O argumento mais fraco contra a diversidade intelectual é a de que os conservadores e evangélicos não têm nada a adicionar à conversa. "A ideia de que ideias conservadoras são tolas é tão absurda que é preciso viver em uma câmara de eco para pensar assim", me disse Sunstein. 

É claro, não deveríamos empoderar racistas e misóginos nos campi. Mas independente do que alguns liberais pensam, "conservador" e "intolerante" não são sinônimos. 

Um dos cientistas mais eminentes dos Estados Unidos é Francis Collins, um cristão evangélico que é diretor dos Institutos Nacionais de Saúde. Poucos acadêmicos tiveram um impacto tão grande no pensamento moderno quanto Gary Becker, o economista conservador da Universidade de Chicago. Condoleezza Rice, a secretária de Estado de George W. Bush, acrescentaria valor a qualquer campus. 

Não estou defendendo uma ação afirmativa para conservadores, em parte porque acadêmicos conservadores dizem não desejar tratamento preferencial. Mas acho que podemos nos esforçar mais para recrutar candidatos que representem pontos de vista diferentes, trazer oradores conservadores aos campi e evitar um ambiente de trabalho hostil para conservadores e evangélicos. 

Estamos vendo um aumento dos crimes de ódio na sociedade ligado à ascensão de Trump, de modo que a última coisa que precisamos nos campi é um iliberalismo recíproco, desta vez por parte dos liberais. 

Como indivíduos, também podemos seguir pessoas inteligentes nas redes sociais das quais discordamos. Em meu mais recente boletim por e-mail, eu sugeri alguns conservadores que merecem ser seguidos. 

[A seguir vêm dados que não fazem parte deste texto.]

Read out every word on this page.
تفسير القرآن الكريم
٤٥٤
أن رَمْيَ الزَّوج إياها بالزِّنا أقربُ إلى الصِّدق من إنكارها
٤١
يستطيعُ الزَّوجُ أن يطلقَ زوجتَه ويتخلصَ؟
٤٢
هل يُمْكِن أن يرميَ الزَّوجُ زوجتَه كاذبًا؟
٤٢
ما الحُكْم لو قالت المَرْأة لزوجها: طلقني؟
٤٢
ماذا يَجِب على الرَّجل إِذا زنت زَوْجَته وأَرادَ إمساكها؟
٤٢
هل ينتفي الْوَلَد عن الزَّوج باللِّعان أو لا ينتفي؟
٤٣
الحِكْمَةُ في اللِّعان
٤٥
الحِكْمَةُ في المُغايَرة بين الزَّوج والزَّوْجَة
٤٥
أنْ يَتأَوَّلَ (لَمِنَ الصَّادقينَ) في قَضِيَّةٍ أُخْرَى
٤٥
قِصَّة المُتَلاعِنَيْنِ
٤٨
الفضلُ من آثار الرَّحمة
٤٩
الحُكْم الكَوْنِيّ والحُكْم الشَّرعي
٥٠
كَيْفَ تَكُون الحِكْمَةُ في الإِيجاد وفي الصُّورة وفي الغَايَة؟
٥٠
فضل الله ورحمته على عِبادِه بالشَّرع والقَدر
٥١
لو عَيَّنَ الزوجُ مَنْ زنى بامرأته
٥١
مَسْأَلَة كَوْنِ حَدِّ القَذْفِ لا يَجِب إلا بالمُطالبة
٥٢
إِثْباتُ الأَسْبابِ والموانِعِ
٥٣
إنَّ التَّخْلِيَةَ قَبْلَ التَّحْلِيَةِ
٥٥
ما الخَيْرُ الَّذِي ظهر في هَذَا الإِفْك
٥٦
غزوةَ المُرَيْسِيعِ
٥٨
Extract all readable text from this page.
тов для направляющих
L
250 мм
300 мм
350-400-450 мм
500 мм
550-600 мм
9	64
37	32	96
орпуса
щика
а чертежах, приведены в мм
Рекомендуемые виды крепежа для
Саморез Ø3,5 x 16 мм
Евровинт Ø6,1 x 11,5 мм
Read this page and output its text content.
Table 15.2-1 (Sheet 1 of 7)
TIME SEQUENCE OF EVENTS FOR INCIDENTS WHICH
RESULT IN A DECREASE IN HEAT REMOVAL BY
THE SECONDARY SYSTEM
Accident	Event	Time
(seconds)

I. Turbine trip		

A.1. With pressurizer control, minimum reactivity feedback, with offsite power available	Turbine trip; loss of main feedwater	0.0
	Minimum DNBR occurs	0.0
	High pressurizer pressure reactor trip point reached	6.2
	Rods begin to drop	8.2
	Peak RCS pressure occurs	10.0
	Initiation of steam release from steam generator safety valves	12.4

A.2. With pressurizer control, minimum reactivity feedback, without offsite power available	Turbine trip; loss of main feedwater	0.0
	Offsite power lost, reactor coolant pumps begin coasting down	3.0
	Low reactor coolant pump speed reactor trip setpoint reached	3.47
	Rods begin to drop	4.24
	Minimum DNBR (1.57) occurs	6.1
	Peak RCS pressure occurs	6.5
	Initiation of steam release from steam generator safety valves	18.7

Eu temo o estrago que um governo Trump pode causar, da saúde à política externa. Mas esta eleição também ressalta que estamos fora de contato com grande parte do país e poderemos reagir de forma mais eficaz se estivermos menos isolados. 

Quando as universidades são câmaras de eco, elas se tornam uma piada para os conservadores, e a ansiedade liberal pode ser um motivo para a popularidade de Trump ter aumentado desde sua eleição. 

É triste o fato de que atualmente "isso é acadêmico" com frequência significar "isso é irrelevante". Um passo para corrigir isso para nós liberais é abraçarmos a diversidade que supostamente defendemos.